2 - Les mystères de la maison jaune

Extrait de Le chemin mène à demain Mes lambeaux de mémoire


Les mystères de la maison jaune


La maison jaune est en elle-même un mystère.
Elle ne ressemble à aucune autre maison de Sartrouville.
Ces toits sont en terrasses à différents niveaux,
définissant des zones géométriques habitables,
parfois sans relations entre elles. On le saura de l’intérieur à force de s’y perdre.
Un passant, de la rue, devine la complexité des constructions
sans en percevoir les limites.
L’essentiel, échappant à la vue, s’étend sur l’arrière, protégé d’un jardin.

La maison jaune est une énigme troublante pour ceux qui la connaissent sans l’avoir pénétrée.
Elle est sujette à légendes pour les gens du quartier.
Elle fut abandonnée, on ne sait plus par qui, ni vraiment quand, allez savoir pourquoi ?
Devenue l’ortskommandantur de l’occupant pendant la Seconde Guerre mondiale,
ses murs gardent la mémoire d’exactions nazies.
Elle fut saccagée par les Allemands fuyant à l’arrivée des alliés récemment débarqués.

Sartrouville avait été gravement bombardée.
En ce temps d’après guerre, nombreux étaient ceux à ne savoir où se loger.
La maison jaune restait abandonnée.
Elle entrait dans le champ d’application de la nouvelle loi donnant au maire le droit de réquisition de tous les locaux vacants, nécessaires aux logements des familles sans abri,
« en cas d'urgence et à titre exceptionnel lorsque le défaut de logement de la famille dont il s'agit est de nature à apporter un trouble grave à l'ordre public ». 
Réquisition, squat légal ou illégal,
nul ne saura vraiment dans la confusion administrative du moment.
Mes parents s’y installèrent
alors qu’ils vivaient chez mes grands-parents, avec mon arrière-grand-mère, à cinq adultes
et moi bébé,
sur 55 m2.
On ne peut pas dire que le défaut de logement était de nature à apporter un trouble grave à l’ordre public, toutefois…

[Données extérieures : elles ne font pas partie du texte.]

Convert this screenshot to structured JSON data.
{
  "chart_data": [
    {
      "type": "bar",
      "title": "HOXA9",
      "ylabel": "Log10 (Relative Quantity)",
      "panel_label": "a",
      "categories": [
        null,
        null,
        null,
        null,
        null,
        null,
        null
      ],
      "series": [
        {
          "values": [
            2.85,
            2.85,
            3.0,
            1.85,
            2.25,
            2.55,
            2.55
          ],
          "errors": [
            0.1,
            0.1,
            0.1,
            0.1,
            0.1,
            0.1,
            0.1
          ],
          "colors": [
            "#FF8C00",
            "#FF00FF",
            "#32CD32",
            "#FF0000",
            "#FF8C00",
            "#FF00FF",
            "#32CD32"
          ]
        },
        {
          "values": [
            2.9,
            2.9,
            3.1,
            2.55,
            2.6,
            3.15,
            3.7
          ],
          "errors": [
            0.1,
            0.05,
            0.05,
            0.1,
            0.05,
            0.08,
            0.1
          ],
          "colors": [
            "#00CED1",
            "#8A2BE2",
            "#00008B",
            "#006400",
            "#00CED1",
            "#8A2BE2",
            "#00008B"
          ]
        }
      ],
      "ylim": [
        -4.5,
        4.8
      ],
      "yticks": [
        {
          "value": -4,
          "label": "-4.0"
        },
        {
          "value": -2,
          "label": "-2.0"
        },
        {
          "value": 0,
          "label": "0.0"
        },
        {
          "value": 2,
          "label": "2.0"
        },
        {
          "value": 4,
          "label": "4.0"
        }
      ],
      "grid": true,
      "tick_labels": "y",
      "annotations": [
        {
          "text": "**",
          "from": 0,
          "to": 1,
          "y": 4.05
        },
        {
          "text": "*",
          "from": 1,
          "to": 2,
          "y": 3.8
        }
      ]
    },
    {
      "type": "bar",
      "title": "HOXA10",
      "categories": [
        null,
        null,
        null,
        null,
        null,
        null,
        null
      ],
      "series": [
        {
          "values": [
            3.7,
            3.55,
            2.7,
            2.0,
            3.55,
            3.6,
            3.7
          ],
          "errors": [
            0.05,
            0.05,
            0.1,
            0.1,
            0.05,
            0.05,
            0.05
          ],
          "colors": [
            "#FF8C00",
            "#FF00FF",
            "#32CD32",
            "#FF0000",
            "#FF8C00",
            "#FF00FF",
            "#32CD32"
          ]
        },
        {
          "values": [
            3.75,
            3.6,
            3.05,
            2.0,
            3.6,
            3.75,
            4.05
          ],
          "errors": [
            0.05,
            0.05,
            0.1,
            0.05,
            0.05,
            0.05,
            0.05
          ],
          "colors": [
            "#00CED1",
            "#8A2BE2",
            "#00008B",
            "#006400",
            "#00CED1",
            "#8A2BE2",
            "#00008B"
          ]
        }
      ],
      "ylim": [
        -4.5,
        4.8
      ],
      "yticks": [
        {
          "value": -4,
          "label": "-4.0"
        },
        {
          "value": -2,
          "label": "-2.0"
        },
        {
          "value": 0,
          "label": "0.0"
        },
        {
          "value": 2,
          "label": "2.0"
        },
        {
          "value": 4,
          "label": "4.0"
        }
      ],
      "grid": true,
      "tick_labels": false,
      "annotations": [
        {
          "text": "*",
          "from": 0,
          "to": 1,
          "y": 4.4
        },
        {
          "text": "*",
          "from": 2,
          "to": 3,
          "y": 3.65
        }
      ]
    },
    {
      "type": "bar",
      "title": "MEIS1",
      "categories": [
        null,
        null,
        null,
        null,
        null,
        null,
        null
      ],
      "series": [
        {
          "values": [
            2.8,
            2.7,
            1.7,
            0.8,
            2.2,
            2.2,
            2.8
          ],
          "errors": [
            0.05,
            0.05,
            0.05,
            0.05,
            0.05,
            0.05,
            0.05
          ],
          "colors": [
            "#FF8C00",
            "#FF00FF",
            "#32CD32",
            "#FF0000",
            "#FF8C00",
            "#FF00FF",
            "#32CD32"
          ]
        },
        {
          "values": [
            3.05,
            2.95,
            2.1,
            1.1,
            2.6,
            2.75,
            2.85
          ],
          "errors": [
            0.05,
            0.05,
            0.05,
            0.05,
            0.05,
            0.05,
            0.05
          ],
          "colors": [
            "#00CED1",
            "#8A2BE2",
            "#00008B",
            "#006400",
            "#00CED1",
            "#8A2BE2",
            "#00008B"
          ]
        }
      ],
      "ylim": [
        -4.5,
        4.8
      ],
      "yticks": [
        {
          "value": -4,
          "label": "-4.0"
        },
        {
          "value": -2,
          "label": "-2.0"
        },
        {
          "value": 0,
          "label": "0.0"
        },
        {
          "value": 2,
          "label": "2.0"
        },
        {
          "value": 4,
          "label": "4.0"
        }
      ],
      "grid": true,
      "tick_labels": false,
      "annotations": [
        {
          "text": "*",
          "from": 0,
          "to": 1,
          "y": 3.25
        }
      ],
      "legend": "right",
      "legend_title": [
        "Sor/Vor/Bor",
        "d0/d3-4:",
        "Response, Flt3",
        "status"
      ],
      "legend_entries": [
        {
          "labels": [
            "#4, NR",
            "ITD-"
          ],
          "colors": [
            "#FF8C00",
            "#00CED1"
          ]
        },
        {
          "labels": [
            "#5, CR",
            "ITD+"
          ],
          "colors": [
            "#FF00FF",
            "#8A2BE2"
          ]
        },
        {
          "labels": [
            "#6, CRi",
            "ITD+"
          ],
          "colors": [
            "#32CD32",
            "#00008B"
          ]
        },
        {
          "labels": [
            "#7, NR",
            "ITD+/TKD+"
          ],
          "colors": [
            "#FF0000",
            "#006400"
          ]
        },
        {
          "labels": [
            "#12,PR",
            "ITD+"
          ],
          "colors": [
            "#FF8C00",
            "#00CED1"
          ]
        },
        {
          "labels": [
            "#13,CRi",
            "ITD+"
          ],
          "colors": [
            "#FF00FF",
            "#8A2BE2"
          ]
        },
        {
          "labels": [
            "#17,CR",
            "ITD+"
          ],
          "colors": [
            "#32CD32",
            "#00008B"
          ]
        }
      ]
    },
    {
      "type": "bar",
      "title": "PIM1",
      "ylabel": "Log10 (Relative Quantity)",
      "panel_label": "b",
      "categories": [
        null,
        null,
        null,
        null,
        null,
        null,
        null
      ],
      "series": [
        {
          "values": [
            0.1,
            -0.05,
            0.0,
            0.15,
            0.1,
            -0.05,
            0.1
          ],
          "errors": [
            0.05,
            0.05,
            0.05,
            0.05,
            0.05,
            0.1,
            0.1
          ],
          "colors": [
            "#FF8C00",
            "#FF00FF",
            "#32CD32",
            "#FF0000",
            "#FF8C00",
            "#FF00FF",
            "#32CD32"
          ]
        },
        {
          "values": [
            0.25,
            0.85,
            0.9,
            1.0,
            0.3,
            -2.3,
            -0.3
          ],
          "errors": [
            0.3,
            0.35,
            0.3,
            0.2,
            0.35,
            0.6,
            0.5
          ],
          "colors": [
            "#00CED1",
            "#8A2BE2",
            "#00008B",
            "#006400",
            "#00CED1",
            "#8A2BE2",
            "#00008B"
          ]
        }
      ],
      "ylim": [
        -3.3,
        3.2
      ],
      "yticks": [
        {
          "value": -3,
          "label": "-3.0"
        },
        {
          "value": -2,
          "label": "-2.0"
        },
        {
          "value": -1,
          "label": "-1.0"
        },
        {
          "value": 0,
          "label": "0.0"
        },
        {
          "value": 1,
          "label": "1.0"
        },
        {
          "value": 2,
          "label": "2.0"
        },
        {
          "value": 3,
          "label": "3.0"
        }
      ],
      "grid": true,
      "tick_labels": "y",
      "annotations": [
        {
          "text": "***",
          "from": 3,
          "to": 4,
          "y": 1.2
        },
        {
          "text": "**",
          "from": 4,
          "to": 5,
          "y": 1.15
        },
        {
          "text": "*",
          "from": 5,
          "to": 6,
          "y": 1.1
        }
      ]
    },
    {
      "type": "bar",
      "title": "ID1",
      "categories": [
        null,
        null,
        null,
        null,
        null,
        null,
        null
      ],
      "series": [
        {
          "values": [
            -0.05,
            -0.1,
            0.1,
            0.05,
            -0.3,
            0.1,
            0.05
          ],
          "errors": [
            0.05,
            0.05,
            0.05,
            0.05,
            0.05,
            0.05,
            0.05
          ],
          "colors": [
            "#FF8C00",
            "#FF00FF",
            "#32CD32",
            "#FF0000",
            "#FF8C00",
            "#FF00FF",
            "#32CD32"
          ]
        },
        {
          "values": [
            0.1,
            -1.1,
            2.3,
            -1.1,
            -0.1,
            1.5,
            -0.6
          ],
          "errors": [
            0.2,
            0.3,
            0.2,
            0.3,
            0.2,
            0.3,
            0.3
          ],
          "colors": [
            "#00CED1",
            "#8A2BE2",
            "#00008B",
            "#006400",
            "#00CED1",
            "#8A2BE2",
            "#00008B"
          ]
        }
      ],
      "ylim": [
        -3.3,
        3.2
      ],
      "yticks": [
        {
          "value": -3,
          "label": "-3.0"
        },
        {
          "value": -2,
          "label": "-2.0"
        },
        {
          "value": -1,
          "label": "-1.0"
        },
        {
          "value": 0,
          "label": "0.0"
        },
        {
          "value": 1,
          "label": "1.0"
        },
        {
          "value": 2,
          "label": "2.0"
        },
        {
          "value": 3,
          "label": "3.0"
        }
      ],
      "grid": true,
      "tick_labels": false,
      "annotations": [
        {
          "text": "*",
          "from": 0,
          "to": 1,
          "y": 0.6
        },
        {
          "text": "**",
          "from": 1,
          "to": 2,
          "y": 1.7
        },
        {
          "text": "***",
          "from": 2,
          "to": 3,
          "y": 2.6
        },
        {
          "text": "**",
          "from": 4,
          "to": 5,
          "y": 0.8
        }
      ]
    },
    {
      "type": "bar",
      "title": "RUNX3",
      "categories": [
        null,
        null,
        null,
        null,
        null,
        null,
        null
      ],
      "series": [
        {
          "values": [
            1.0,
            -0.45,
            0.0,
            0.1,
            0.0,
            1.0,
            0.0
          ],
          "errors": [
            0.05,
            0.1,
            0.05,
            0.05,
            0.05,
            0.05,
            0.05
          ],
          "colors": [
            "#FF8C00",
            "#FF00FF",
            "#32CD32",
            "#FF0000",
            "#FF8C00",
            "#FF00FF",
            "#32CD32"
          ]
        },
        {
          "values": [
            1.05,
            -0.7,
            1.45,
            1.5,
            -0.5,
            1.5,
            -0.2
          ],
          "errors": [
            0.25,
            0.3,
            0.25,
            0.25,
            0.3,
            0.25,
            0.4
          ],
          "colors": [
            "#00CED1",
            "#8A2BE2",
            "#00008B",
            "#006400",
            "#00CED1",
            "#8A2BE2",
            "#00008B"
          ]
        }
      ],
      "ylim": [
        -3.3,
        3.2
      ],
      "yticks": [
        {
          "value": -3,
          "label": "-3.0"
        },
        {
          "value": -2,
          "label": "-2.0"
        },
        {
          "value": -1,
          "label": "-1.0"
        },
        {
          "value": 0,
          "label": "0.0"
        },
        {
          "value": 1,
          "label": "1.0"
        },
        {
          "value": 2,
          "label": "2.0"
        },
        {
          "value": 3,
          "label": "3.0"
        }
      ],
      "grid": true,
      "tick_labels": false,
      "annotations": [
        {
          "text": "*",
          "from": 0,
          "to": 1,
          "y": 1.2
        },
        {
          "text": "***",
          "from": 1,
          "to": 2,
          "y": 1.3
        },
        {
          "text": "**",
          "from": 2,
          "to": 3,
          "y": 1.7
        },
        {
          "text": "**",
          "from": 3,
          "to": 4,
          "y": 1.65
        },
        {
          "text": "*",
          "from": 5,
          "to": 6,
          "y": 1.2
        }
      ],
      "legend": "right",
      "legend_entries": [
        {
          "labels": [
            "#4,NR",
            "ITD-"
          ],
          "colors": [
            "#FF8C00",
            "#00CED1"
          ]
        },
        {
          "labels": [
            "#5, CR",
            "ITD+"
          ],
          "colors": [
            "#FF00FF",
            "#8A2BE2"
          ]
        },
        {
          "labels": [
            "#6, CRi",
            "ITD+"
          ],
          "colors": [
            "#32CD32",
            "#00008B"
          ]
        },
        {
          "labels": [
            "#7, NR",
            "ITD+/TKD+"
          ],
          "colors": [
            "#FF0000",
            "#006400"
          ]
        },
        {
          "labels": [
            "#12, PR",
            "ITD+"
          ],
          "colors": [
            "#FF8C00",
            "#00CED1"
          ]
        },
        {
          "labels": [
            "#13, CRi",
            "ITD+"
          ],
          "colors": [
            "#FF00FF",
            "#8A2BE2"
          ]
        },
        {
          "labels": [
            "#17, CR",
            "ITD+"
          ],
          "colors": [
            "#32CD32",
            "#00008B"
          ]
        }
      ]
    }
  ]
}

Mais, revenons à la maison jaune.
Elle était jaune à l’époque,
blanche aujourd’hui.
L’escalier longeant le mur de façade accède à un perron au premier étage.
Je m’amusais à monter debout sur le garde-corps aux emmarchements de béton,
jusqu’au jour où je fis une chute,
tête la première, le front sur une souche d’arbre, taillée en biseau,
au milieu d’une plate-bande du jardin clos nous séparant de la rue.
La vieille voisine - pour moi elle était très vieille,
elle avait beaucoup d’enfants, neuf, de tous les âges,
logés là pour cause de famille très nombreuse -
alertée la première, elle pansa la plaie qui saignait beaucoup,
d’un cataplasme de gros sel de cuisine
— Ça cicatrisera mieux, dit-elle à ma mère affolée par mes hurlements. — J’ai l’habitude. Affirma-t-elle sur un ton qui n’appelait pas la réplique.
Maman n’a plus rien dit.
Il est vrai que je n’ai aucune cicatrice.

Un hall,
véritable petite salle de spectacle d’une hauteur sous plafond de cinq mètres,
une scène surélevée en dur
- tout est en béton dans la maison -
un escalier intérieur monte à l’étage,
un couple de jeunes mariés y habitait un petit logement cubique sous la terrasse supérieure.
Cette partie de la maison est isolée de celle donnant à l’arrière.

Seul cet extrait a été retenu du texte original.